Otros se dejan llevar por los pensamientos negativos que resultan perturbadores, se levantan y duermen pensando en que todo saldrá mal. Incluso, pueden hacerse en sus mentes historias completas de cómo sucederá cada hecho. Este trastorno, según Arosemena, ya no es un comportamiento físico repetitivo sino mental.
Jonathan Lasso, de 34 años, es paciente de Arosemena y padece este último trastorno.

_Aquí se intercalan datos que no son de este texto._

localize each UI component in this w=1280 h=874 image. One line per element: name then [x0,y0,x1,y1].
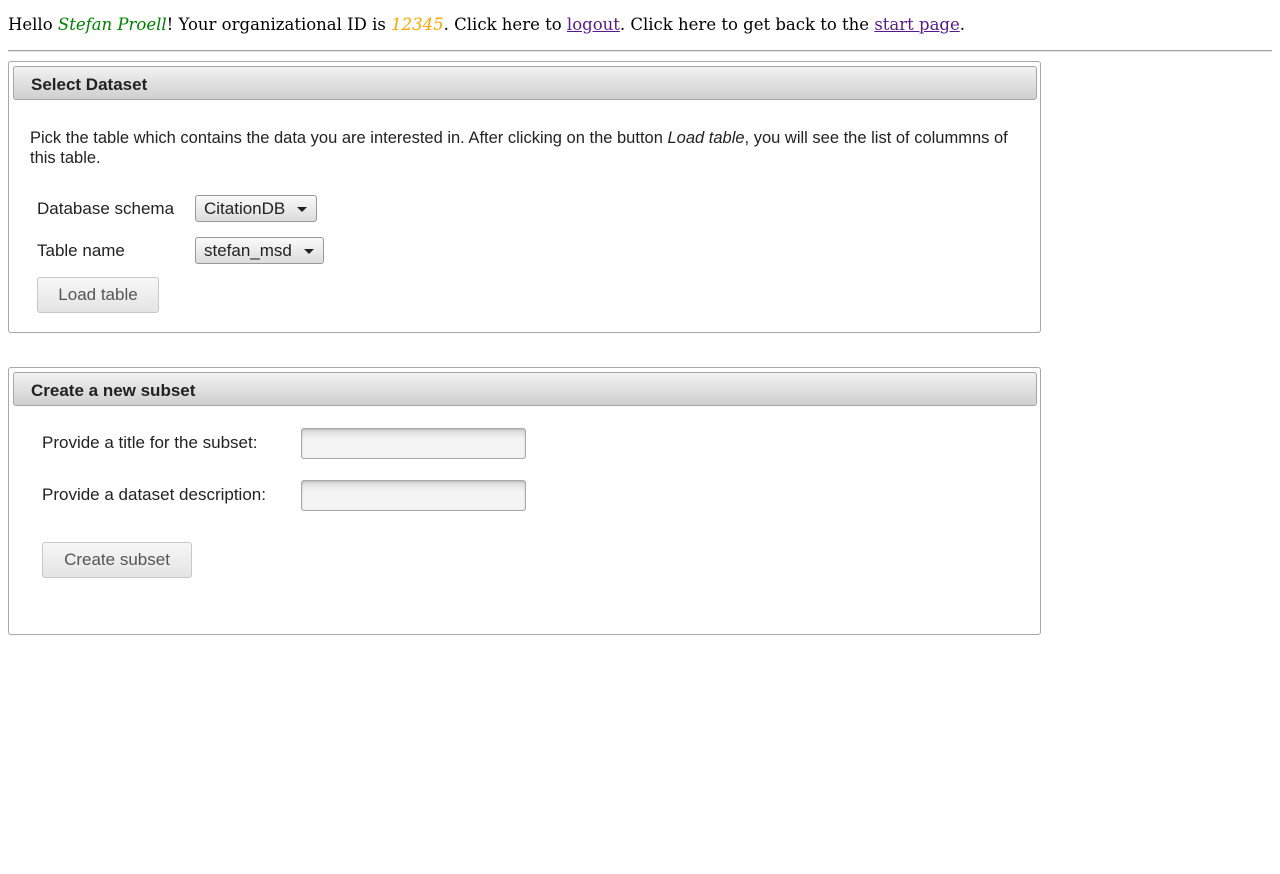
schema-select-value: CitationDB [204,199,286,218]
user-name: Stefan Proell [57,15,167,34]
greeting-hello-text: Hello [8,15,58,34]
subset-description-input[interactable] [301,480,526,511]
org-id-value: 12345 [391,15,444,34]
start-page-prefix-text: . Click here to get back to the [619,15,875,34]
create-subset-button[interactable]: Create subset [42,542,192,578]
schema-label: Database schema [37,199,175,218]
subset-title-label: Provide a title for the subset: [42,433,258,452]
horizontal-divider [8,50,1272,52]
load-table-button[interactable]: Load table [37,277,159,313]
table-label: Table name [37,241,125,260]
subset-description-label: Provide a dataset description: [42,485,266,504]
create-subset-panel: Create a new subset Provide a title for … [8,367,1041,635]
create-subset-title: Create a new subset [31,381,196,400]
table-select-value: stefan_msd [204,241,292,260]
create-subset-header: Create a new subset [13,372,1037,406]
select-dataset-description: Pick the table which contains the data y… [30,128,1020,168]
subset-title-input[interactable] [301,428,526,459]
chevron-down-icon [304,249,314,254]
table-select[interactable]: stefan_msd [195,237,324,264]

Lasso relató que desde los 14 años ha vivido con esa angustia que le impedía participar de cualquier actividad con sus compañeros, como ir a fiestas o jugar fútbol. Incluso, montarse en el automóvil de alguien era un problema, porque no podía apartar de su mente las diferentes formas en que podía terminar en un suceso fatal.
Prefería estar en su cuarto la mayor parte del tiempo, porque era el único lugar que él había acondicionado para reducir riesgos, por ejemplo no tenía artefactos electrónicos y velaba porque estuviera lo más despejado posible.
Cuenta que hace dos años empezó a recibir ayuda médica y ha logrado controlar en un alto porcentaje su obsesión, pero agrega que esta consciente de que para su problema no hay cura definitiva, por lo que ha conversado de su problema con sus familiares y allegados. "Dejaron de ser entes críticos que me hacían hundirme más en mi problema para ser figuras de apoyo".
En este sentido, el doctor Roberto Mendoza opina que el apoyo familiar ejerce un papel muy beneficioso sobre los pacientes con TOC. Advierte que deben evitar verse envueltos en las obsesiones y compulsiones del paciente, como participar de sus rituales, ya que eso solo refuerza su conducta patológica.
Se recomienda tener una relación normal con el afectado, con el fin de disminuir el impacto de su conducta, y procurar documentarse de la dolencia para conocerla y estimular al enfermo a buscar ayuda y aceptar el tratamiento.